Lesson 2: The SPIRIT System
Contents
Video
The SPIRIT System
One of the most common frustrations for leaders is having a strained or ineffective relationship with their boss. You can be doing good work, making progress, and trying to do the right thing - and still feel like you are constantly missing the mark, getting surprised, or having to fight for basic alignment.
The SPIRIT system is a framework for managing up intentionally. It helps you align with your boss (it also applies to your boss' boss), build trust over time, and create a communication rhythm where surprises are rare and support is more likely.
S - Strategy
Start with strategy: understand what your boss is trying to accomplish and how your work aligns with it. Your boss has goals, priorities, and constraints you may not fully see. If you do not know what they are optimizing for, you will accidentally optimize for something else.
Ask questions until you can clearly articulate the "why" behind the work and the priorities your boss cares most about. Then use that context to shape how you plan, communicate, and make tradeoffs.
P - Proactivity
Do not sit around waiting for direction. Find your direction. Watch for where you can add value, and then go do the things that add that value. This is one of the clearest signals that you are operating at the next level.
Proactivity also includes surfacing issues early, proposing solutions, and making progress visible without being prompted. The goal is that your boss spends less energy managing you and more energy enabling you.
I - Integrity
Integrity means ethical behavior and keeping commitments. If you say you will do something, do it. If you cannot, communicate early and clearly. Trust is built on reliability more than charisma.
Integrity also means saying what is true, not what is convenient. Do not hide bad news, do not spin the story, and do not overpromise to look good (we're talking about leadership here, not sales). Long-term credibility is worth more than short-term comfort.
R - Relationship
Be intentional about building the relationship with your boss. Trust grows when you keep commitments, communicate in a way that works for them, and show that you understand what matters.
Be clear with yourself about how you want to show up in the relationship.
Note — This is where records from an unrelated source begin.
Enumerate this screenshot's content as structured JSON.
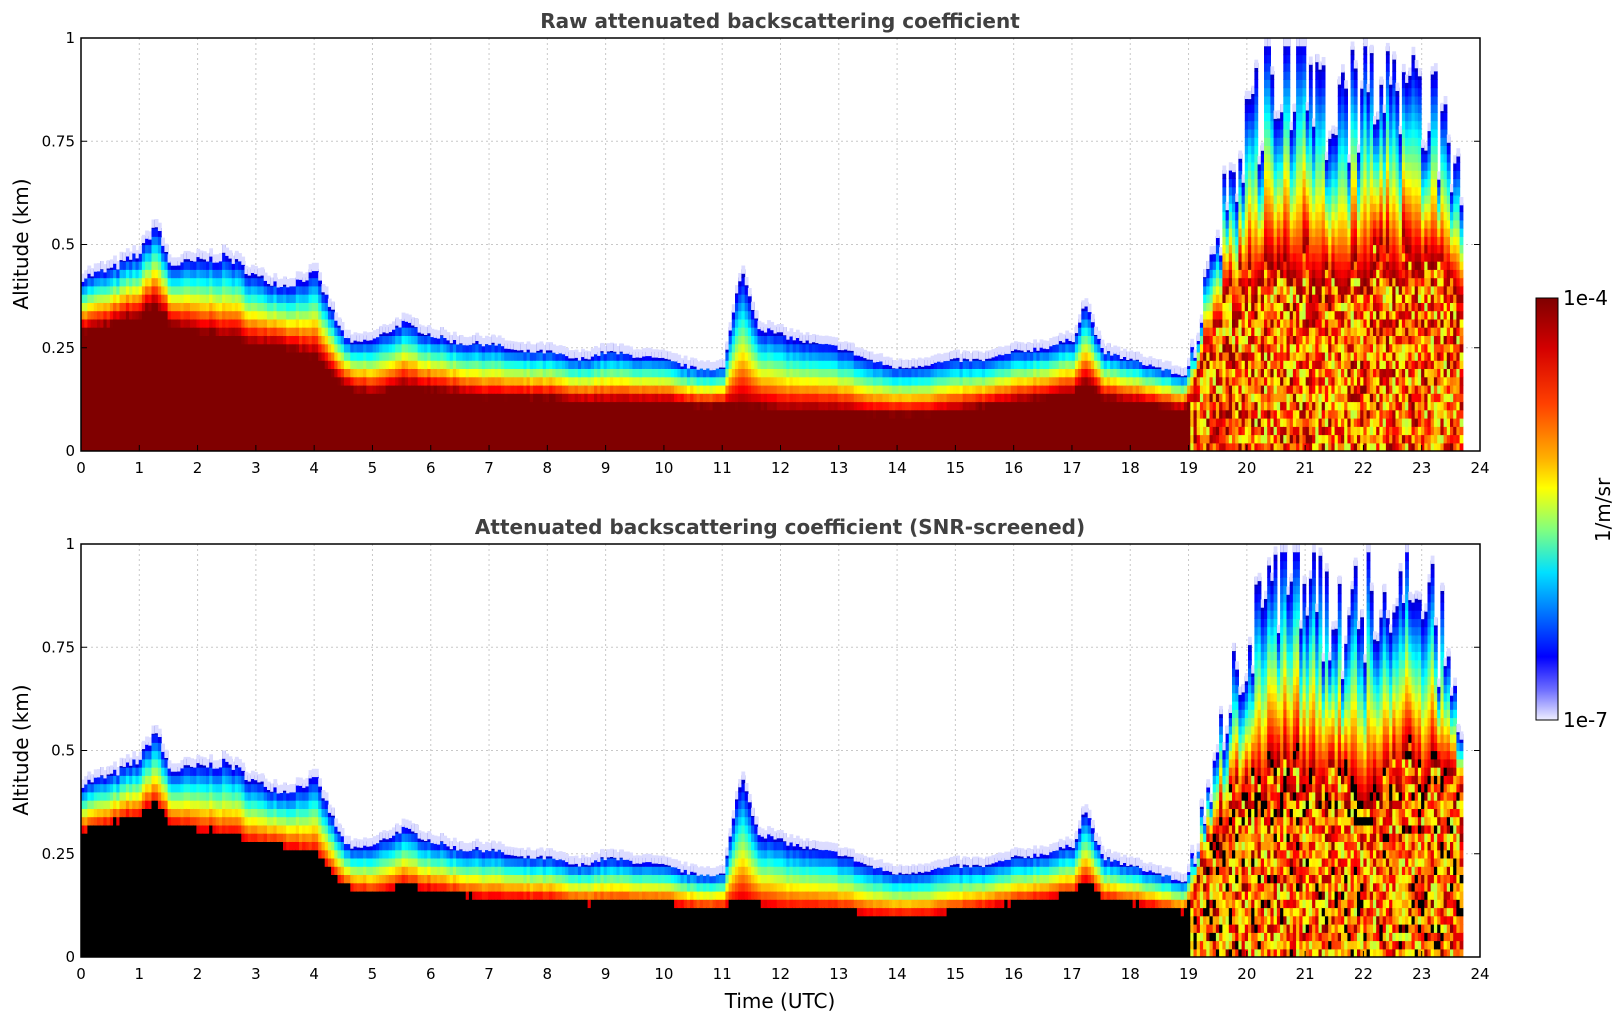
{
  "chart_data": [
    {
      "type": "heatmap",
      "title": "Raw attenuated backscattering coefficient",
      "xlabel": "",
      "ylabel": "Altitude (km)",
      "xlim": [
        0,
        24
      ],
      "ylim": [
        0,
        1
      ],
      "xticks": [
        "0",
        "1",
        "2",
        "3",
        "4",
        "5",
        "6",
        "7",
        "8",
        "9",
        "10",
        "11",
        "12",
        "13",
        "14",
        "15",
        "16",
        "17",
        "18",
        "19",
        "20",
        "21",
        "22",
        "23",
        "24"
      ],
      "yticks": [
        "0",
        "0.25",
        "0.5",
        "0.75",
        "1"
      ],
      "grid": true,
      "colormap": "jet",
      "color_scale": "log",
      "profile": {
        "time_utc": [
          0,
          0.5,
          1,
          1.25,
          1.5,
          2,
          2.5,
          3,
          3.5,
          4,
          4.4,
          4.6,
          5,
          5.5,
          6,
          6.5,
          7,
          7.5,
          8,
          8.5,
          9,
          9.5,
          10,
          10.5,
          11,
          11.3,
          11.6,
          12,
          12.5,
          13,
          13.5,
          14,
          14.5,
          15,
          15.5,
          16,
          16.5,
          17,
          17.2,
          17.5,
          18,
          18.5,
          18.9,
          19.1,
          19.5,
          20,
          20.5,
          21,
          21.5,
          22,
          22.5,
          23,
          23.5,
          23.7
        ],
        "layer_top_km": [
          0.42,
          0.44,
          0.48,
          0.55,
          0.45,
          0.46,
          0.47,
          0.42,
          0.4,
          0.43,
          0.3,
          0.26,
          0.27,
          0.31,
          0.28,
          0.26,
          0.26,
          0.24,
          0.24,
          0.22,
          0.24,
          0.23,
          0.22,
          0.2,
          0.2,
          0.44,
          0.3,
          0.28,
          0.26,
          0.25,
          0.22,
          0.2,
          0.21,
          0.22,
          0.22,
          0.24,
          0.25,
          0.27,
          0.36,
          0.24,
          0.22,
          0.2,
          0.18,
          0.25,
          0.55,
          0.75,
          0.95,
          0.9,
          0.8,
          0.85,
          0.9,
          0.88,
          0.7,
          0.6
        ],
        "dense_top_km": [
          0.28,
          0.3,
          0.32,
          0.35,
          0.3,
          0.28,
          0.27,
          0.25,
          0.24,
          0.22,
          0.16,
          0.14,
          0.13,
          0.15,
          0.14,
          0.13,
          0.12,
          0.12,
          0.12,
          0.11,
          0.11,
          0.11,
          0.11,
          0.1,
          0.1,
          0.1,
          0.1,
          0.09,
          0.09,
          0.09,
          0.08,
          0.08,
          0.08,
          0.09,
          0.1,
          0.11,
          0.12,
          0.13,
          0.16,
          0.12,
          0.11,
          0.1,
          0.09,
          0.15,
          0.32,
          0.4,
          0.4,
          0.42,
          0.4,
          0.4,
          0.45,
          0.42,
          0.38,
          0.35
        ]
      }
    },
    {
      "type": "heatmap",
      "title": "Attenuated backscattering coefficient (SNR-screened)",
      "xlabel": "Time (UTC)",
      "ylabel": "Altitude (km)",
      "xlim": [
        0,
        24
      ],
      "ylim": [
        0,
        1
      ],
      "xticks": [
        "0",
        "1",
        "2",
        "3",
        "4",
        "5",
        "6",
        "7",
        "8",
        "9",
        "10",
        "11",
        "12",
        "13",
        "14",
        "15",
        "16",
        "17",
        "18",
        "19",
        "20",
        "21",
        "22",
        "23",
        "24"
      ],
      "yticks": [
        "0",
        "0.25",
        "0.5",
        "0.75",
        "1"
      ],
      "grid": true,
      "colormap": "jet",
      "color_scale": "log",
      "saturated_color": "#000000"
    }
  ],
  "colorbar": {
    "max_label": "1e-4",
    "min_label": "1e-7",
    "label": "1/m/sr",
    "stops": [
      "#7f0000",
      "#ff0000",
      "#ff8000",
      "#ffff00",
      "#80ff80",
      "#00ffff",
      "#0080ff",
      "#0000ff",
      "#8080ff",
      "#e8e8ff"
    ]
  }
}
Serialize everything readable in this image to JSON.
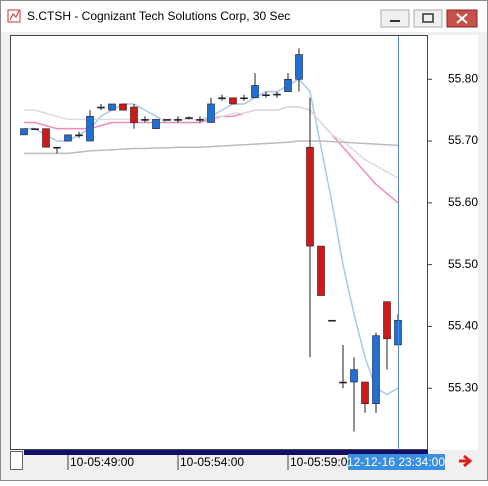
{
  "chart_data": {
    "type": "candlestick",
    "title": "S.CTSH - Cognizant Tech Solutions Corp, 30 Sec",
    "categories": [
      null,
      null,
      null,
      null,
      "10-05:49:00",
      null,
      null,
      null,
      null,
      null,
      null,
      null,
      null,
      null,
      "10-05:54:00",
      null,
      null,
      null,
      null,
      null,
      null,
      null,
      null,
      null,
      "10-05:59:00",
      null,
      null,
      null,
      null,
      null,
      null,
      null,
      null,
      null,
      null
    ],
    "cursor_label": "12-12-16 23:34:00",
    "open": [
      55.71,
      55.72,
      55.72,
      55.69,
      55.7,
      55.71,
      55.7,
      55.755,
      55.75,
      55.76,
      55.755,
      55.735,
      55.72,
      55.735,
      55.735,
      55.738,
      55.735,
      55.73,
      55.77,
      55.77,
      55.77,
      55.77,
      55.775,
      55.776,
      55.78,
      55.8,
      55.69,
      55.53,
      55.41,
      55.31,
      55.31,
      55.31,
      55.275,
      55.44,
      55.37
    ],
    "high": [
      55.72,
      55.72,
      55.72,
      55.69,
      55.71,
      55.715,
      55.75,
      55.76,
      55.76,
      55.76,
      55.76,
      55.74,
      55.735,
      55.735,
      55.74,
      55.74,
      55.74,
      55.77,
      55.775,
      55.77,
      55.775,
      55.81,
      55.78,
      55.78,
      55.81,
      55.85,
      55.77,
      55.53,
      55.41,
      55.37,
      55.35,
      55.31,
      55.39,
      55.44,
      55.42
    ],
    "low": [
      55.71,
      55.72,
      55.69,
      55.68,
      55.7,
      55.705,
      55.7,
      55.75,
      55.75,
      55.75,
      55.72,
      55.73,
      55.72,
      55.735,
      55.73,
      55.735,
      55.73,
      55.73,
      55.765,
      55.76,
      55.765,
      55.77,
      55.77,
      55.77,
      55.78,
      55.78,
      55.35,
      55.45,
      55.41,
      55.3,
      55.23,
      55.26,
      55.26,
      55.33,
      55.37
    ],
    "close": [
      55.72,
      55.72,
      55.69,
      55.69,
      55.71,
      55.71,
      55.74,
      55.755,
      55.76,
      55.75,
      55.73,
      55.735,
      55.735,
      55.735,
      55.735,
      55.738,
      55.735,
      55.76,
      55.77,
      55.76,
      55.77,
      55.79,
      55.775,
      55.776,
      55.8,
      55.84,
      55.53,
      55.45,
      55.41,
      55.31,
      55.33,
      55.275,
      55.385,
      55.38,
      55.41
    ],
    "up_color": "#1f6fd6",
    "down_color": "#d01818",
    "flat_color": "#222222",
    "ylim": [
      55.2,
      55.87
    ],
    "yticks": [
      {
        "value": 55.3,
        "label": "55.30"
      },
      {
        "value": 55.4,
        "label": "55.40"
      },
      {
        "value": 55.5,
        "label": "55.50"
      },
      {
        "value": 55.6,
        "label": "55.60"
      },
      {
        "value": 55.7,
        "label": "55.70"
      },
      {
        "value": 55.8,
        "label": "55.80"
      }
    ],
    "lines": [
      {
        "color": "#a9c9ec",
        "values": [
          55.72,
          55.72,
          55.71,
          55.7,
          55.7,
          55.71,
          55.72,
          55.74,
          55.75,
          55.76,
          55.76,
          55.75,
          55.74,
          55.73,
          55.73,
          55.73,
          55.73,
          55.74,
          55.75,
          55.76,
          55.76,
          55.77,
          55.78,
          55.78,
          55.79,
          55.8,
          55.78,
          55.69,
          55.6,
          55.5,
          55.42,
          55.35,
          55.3,
          55.29,
          55.3
        ]
      },
      {
        "color": "#f08cc0",
        "values": [
          55.73,
          55.73,
          55.725,
          55.72,
          55.72,
          55.72,
          55.72,
          55.725,
          55.73,
          55.73,
          55.73,
          55.73,
          55.73,
          55.73,
          55.73,
          55.73,
          55.73,
          55.735,
          55.74,
          55.74,
          55.745,
          55.75,
          55.75,
          55.75,
          55.755,
          55.755,
          55.75,
          55.73,
          55.71,
          55.69,
          55.67,
          55.65,
          55.63,
          55.615,
          55.6
        ]
      },
      {
        "color": "#dddddd",
        "values": [
          55.75,
          55.75,
          55.745,
          55.74,
          55.735,
          55.735,
          55.735,
          55.735,
          55.735,
          55.735,
          55.735,
          55.735,
          55.735,
          55.735,
          55.735,
          55.735,
          55.735,
          55.74,
          55.74,
          55.745,
          55.745,
          55.75,
          55.75,
          55.75,
          55.755,
          55.755,
          55.75,
          55.73,
          55.71,
          55.7,
          55.685,
          55.67,
          55.66,
          55.65,
          55.64
        ]
      },
      {
        "color": "#bbbbbb",
        "values": [
          55.68,
          55.68,
          55.68,
          55.68,
          55.68,
          55.682,
          55.684,
          55.685,
          55.686,
          55.687,
          55.688,
          55.688,
          55.689,
          55.689,
          55.69,
          55.69,
          55.69,
          55.691,
          55.692,
          55.693,
          55.694,
          55.695,
          55.696,
          55.697,
          55.698,
          55.7,
          55.7,
          55.7,
          55.699,
          55.698,
          55.697,
          55.696,
          55.695,
          55.694,
          55.693
        ]
      }
    ]
  }
}
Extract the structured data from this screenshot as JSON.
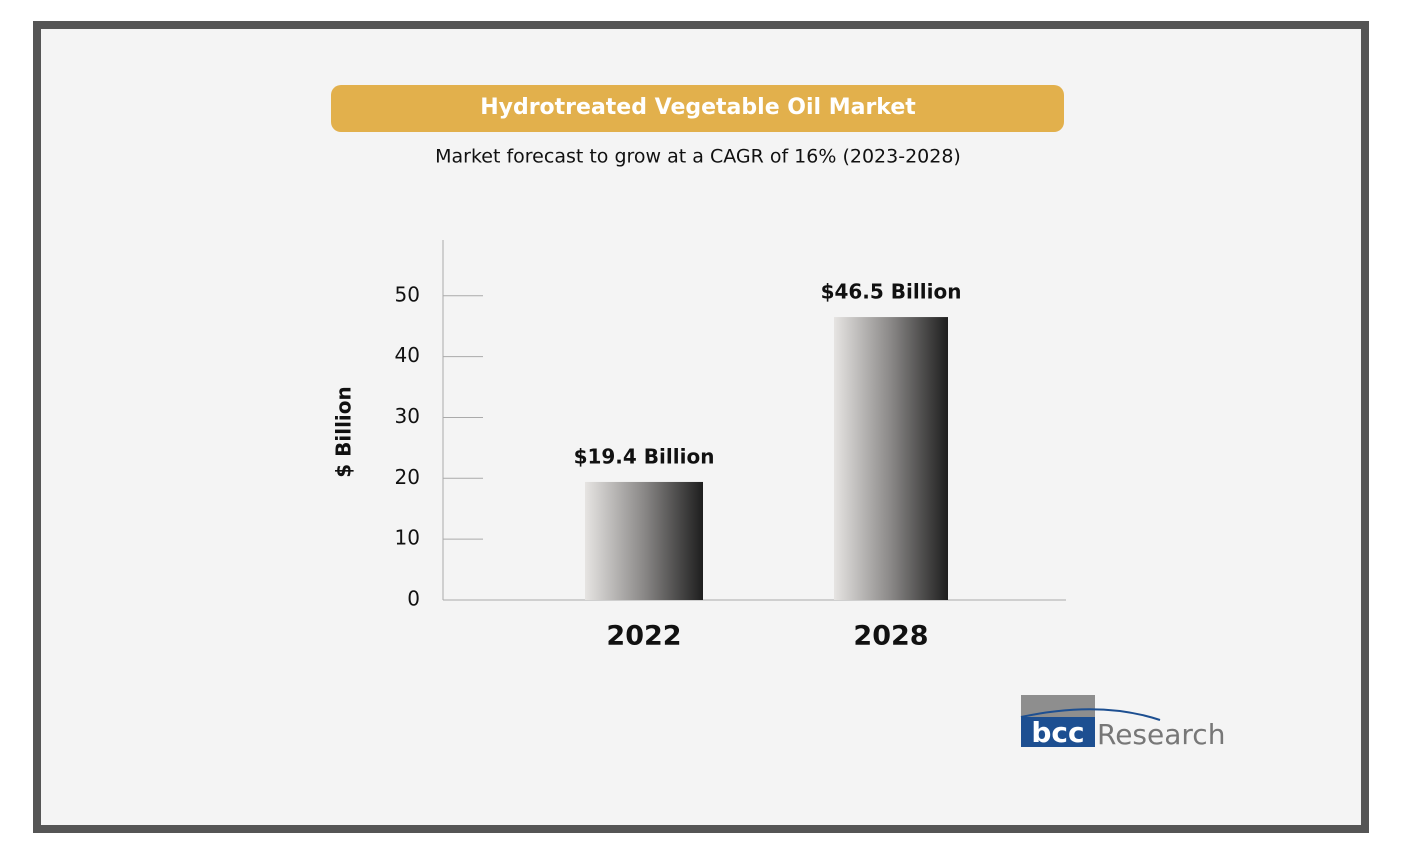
{
  "chart_data": {
    "type": "bar",
    "title": "Hydrotreated Vegetable Oil Market",
    "subtitle": "Market forecast to grow at a CAGR of 16% (2023-2028)",
    "y_label": "$ Billion",
    "categories": [
      "2022",
      "2028"
    ],
    "values": [
      19.4,
      46.5
    ],
    "value_labels": [
      "$19.4 Billion",
      "$46.5 Billion"
    ],
    "ylim": [
      0,
      59
    ],
    "yticks": [
      0,
      10,
      20,
      30,
      40,
      50
    ],
    "grid": false
  },
  "logo": {
    "mark": "bcc",
    "text": "Research"
  }
}
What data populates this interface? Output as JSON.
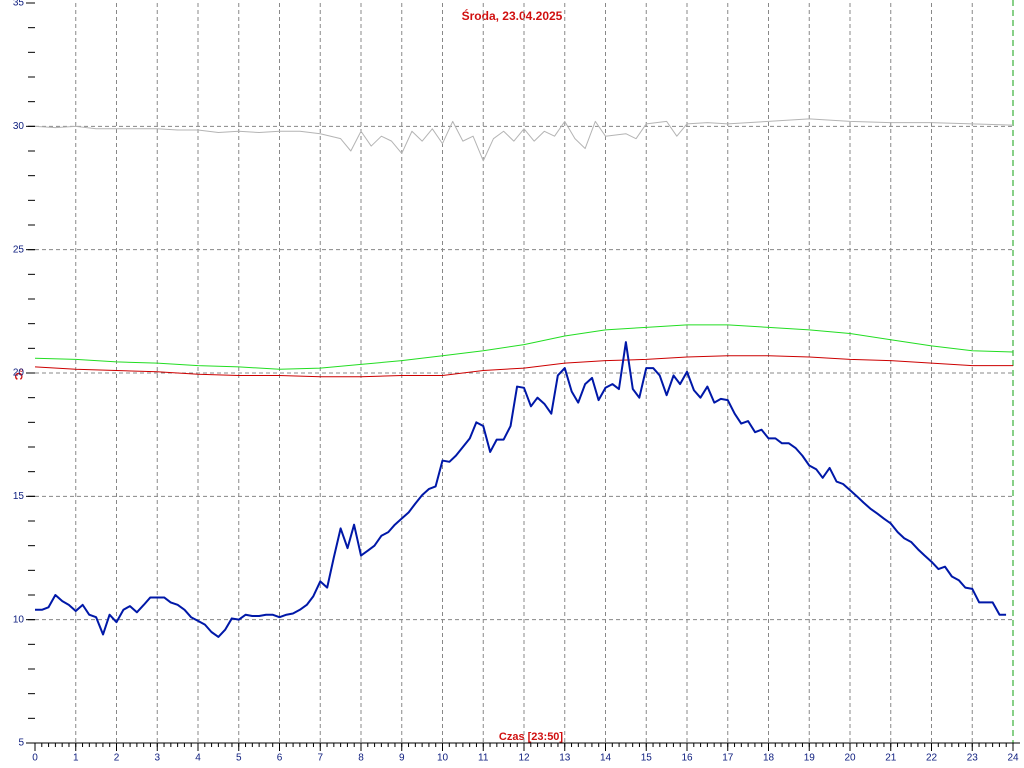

In some roles, you will complement your boss's strengths. In other roles, you will fill in their weaknesses. Either can work, but it helps to be explicit so you can adapt your approach.
I - Insight
Bring insight into the relationship by bringing insight about what is happening in the organization. What are you seeing on the ground? What patterns are emerging? What risks are forming? Where are dependencies likely to break? What are customers, partners, or other teams signaling?
Your boss is often operating with incomplete information. If you can bring clear, calm, reality-based insight - without drama - you become an early warning system and a trusted advisor.
T - Transparency
Be transparent and intentional about how you interact with your boss. Different managers want different levels of detail, different frequencies, and different styles of communication. Some topics or approaches will trigger them. Some will build confidence.
The goal is not to guess. Ask, observe, experiment, and adjust. Agree on expectations for updates, escalation, and decision-making. Then follow through consistently.